Księżyc powstał jako kula przeważnie płynnej magmy, pokryta cienką skorupą lżejszych minerałów. Skorupa powstała z białego anortozytu, który wypłynął na powierzchnię magmy i utworzył księżycowe wyżyny. Bazalt wypłynął później i stwardniał, tworząc niziny zwane ”morzami”.
Anortozyt i podobne rodzaje skał na wyżynach oraz bazaltowe lawy “mórz” to podstawowe elementy składowe Księżyca. Inne skały to brekcje – zgniecione i porozbijane fragmenty skalne, spojone przez żar uderzenia i wyrzucone z powstałego krateru.
Naukowcy zauważyli, że na wyżynach jest więcej kraterów niż na ”morzach”. Znaczy to, że nastąpiło tam więcej uderzeń, a zatem skały na wyżynach były relatywnie młodsze. Jednak mając skały w rękach, mogli określić ich wiek w latach.
Pozwoliło to stworzyć szablon sprawdzający się dla całego Układu Słonecznego. Księżyc wskazał, że miejsce pokryte skałami o określonym wieku będzie mieć określoną liczbę kraterów o różnych wymiarach. A ponieważ częstość uderzeń była przypuszczalnie podobna dla całego Układu Słonecznego, księżycowe dane mogły zostać wykorzystane do oceny wieku powierzchni innych planet.
- Kluczowe znaczenie miało to, że uderzenie było znaczącym fundamentalnym zjawiskiem, wpływającym nie tylko na Księżyc i planety, ale i życie jako takie – mówi geolog planetarny Paul D. Spudis z Lunar and Planetary Institute w Houston. – Wiedzieliśmy, że uderzenia się zdarzały, jednak do czasu badań na skałach widzieliśmy w nich tylko geologiczną osobliwość.

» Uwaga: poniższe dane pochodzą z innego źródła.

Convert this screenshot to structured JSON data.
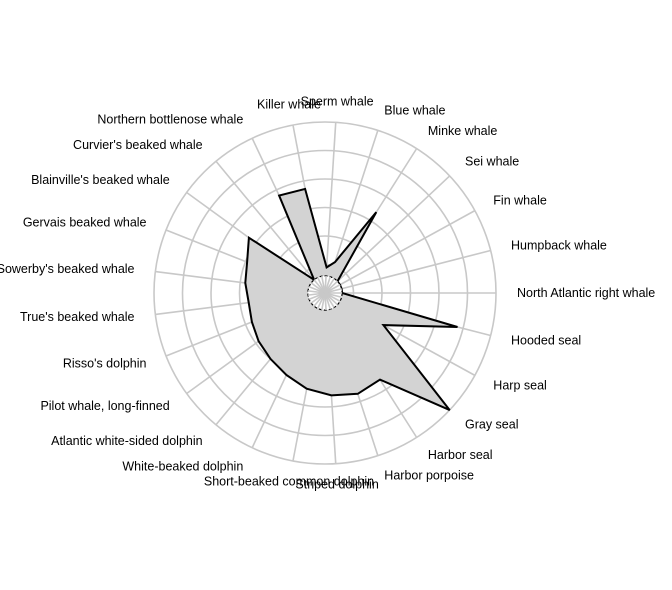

Dopiero na początku lat 80. XX wieku naukowcom udało się wykazać, że ziemskie osady mineralne i krystaliczne sprzed 65 milionów lat przypominają wyrzucone przez uderzenie fragmenty znalezione na Księżycu. Dało to początek szeroko zaakceptowanej teorii, według której zagładę dinozaurów spowodowało zderzenie Ziemi z asteroidą.
Specjaliści od Księżyca podejrzewają teraz, że to odkrycie może mieć dalsze następstwa. Analiza księżycowych próbek i kraterów uderzeniowych wykazała, że powierzchnia Księżyca stwardniała 4,3 miliarda lat temu, jednak najstarsze próbki skał uderzeniowych maja 3,9 miliarda lat.
Niektórzy naukowcy sugerowali, że liczba uderzeń w powierzchnię Księżyca zaczęła maleć 4,3 miliarda lat temu, a 400 milionów lat później doszło do ”kataklizmu”. A jeśli kataklizm dotknął Księżyc, to dotyczył także Ziemi – w okresie, gdy życie dopiero się zaczynało.